No unique stationary distribution? I found the following Markov chain on wikipedia. 
$$
P = \begin{bmatrix}
0.9 & 0.075 & 0.025\\
0.15 & 0.8 & 0.05\\
0.25 & 0.25 & 0.5
\end{bmatrix}
$$
I tried to find the stationary distribution of the chain by trying to solve $$\pi P=\pi$$
but I cannot get a unique solution. How is this possible? Clearly, a unique solution has to exist! Right? Any help is appreciated. 

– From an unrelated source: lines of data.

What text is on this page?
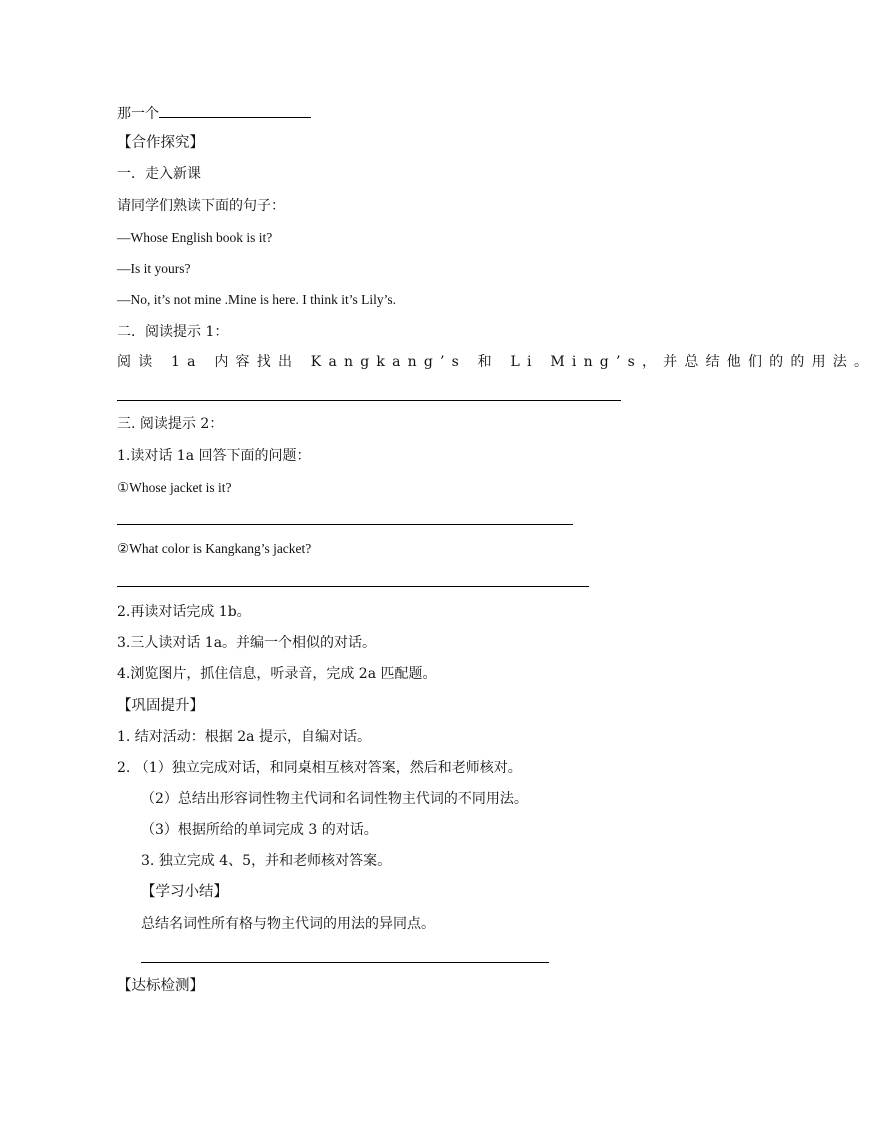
那一个
【合作探究】
一．走入新课
请同学们熟读下面的句子：
—Whose English book is it?
—Is it yours?
—No, it’s not mine .Mine is here. I think it’s Lily’s.
二．阅读提示 1：
阅读 1a 内容找出 Kangkang’s 和 Li Ming’s，并总结他们的的用法。
三. 阅读提示 2：
1.读对话 1a 回答下面的问题：
①Whose jacket is it?
②What color is Kangkang’s jacket?
2.再读对话完成 1b。
3.三人读对话 1a。并编一个相似的对话。
4.浏览图片，抓住信息，听录音，完成 2a 匹配题。
【巩固提升】
1. 结对活动：根据 2a 提示，自编对话。
2. （1）独立完成对话，和同桌相互核对答案，然后和老师核对。
（2）总结出形容词性物主代词和名词性物主代词的不同用法。
（3）根据所给的单词完成 3 的对话。
3. 独立完成 4、5，并和老师核对答案。
【学习小结】
总结名词性所有格与物主代词的用法的异同点。
【达标检测】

 A: Solving $\pi P = \pi$ will not result in a unique solution. Essentially, you are solving $\pi(P-I)= \vec{0}$ where $P-I$ should have at least one zero eigenvalue (in your case, it does). So you get an uncountable infinity of solutions, since if $\vec{x}$ is a solution, $k\vec{x}$ is also a solution for any $k \in \mathbb{R}$.
The way you get a solution to be unique is to consider only probability measures, i.e. by requiring that all components of $\pi$ sum to 1.
A: Multiplying out the following $$[\pi_1,\pi_2,\pi_3]P=[\pi_1,\pi_2,\pi_3]$$ gives three equations to solve. $$0.9\pi_1+0.15\pi_2+0.25\pi_3=\pi_1\\0.075\pi_1+0.8\pi_2+0.25\pi_3=\pi_2\\0.025\pi_1+0.05\pi_2+0.5\pi_3=\pi_3$$
Solving these, I get $$\pi_1=2\pi_2,\pi_2=5\pi_3$$Normalisation$$\implies \pi=\left[\frac58,\frac5{16},\frac1{16}\right]$$
A: Iterate the Markov chain:
$$\pi_{t+1} = \pi_t P = \pi_{t-1} P^2 = \pi_0  P^t$$
The stationary distribution will be
$$\pi_{\infty} = \pi_0 P^{\infty}  $$
where
$$ P^{\infty} = \lim_{n\to \infty} P^n = \lim U^\top D^n U = U^\top (\lim D^n) U$$
(where $U^\top D^n U$ is the eigenvectors/values decomposition of $P$). Due to the Perron-Frobenius theorem a Markovian matrix has 1 as its largest eigenvalue. Therefore $\lim D^n$ exists and is finite.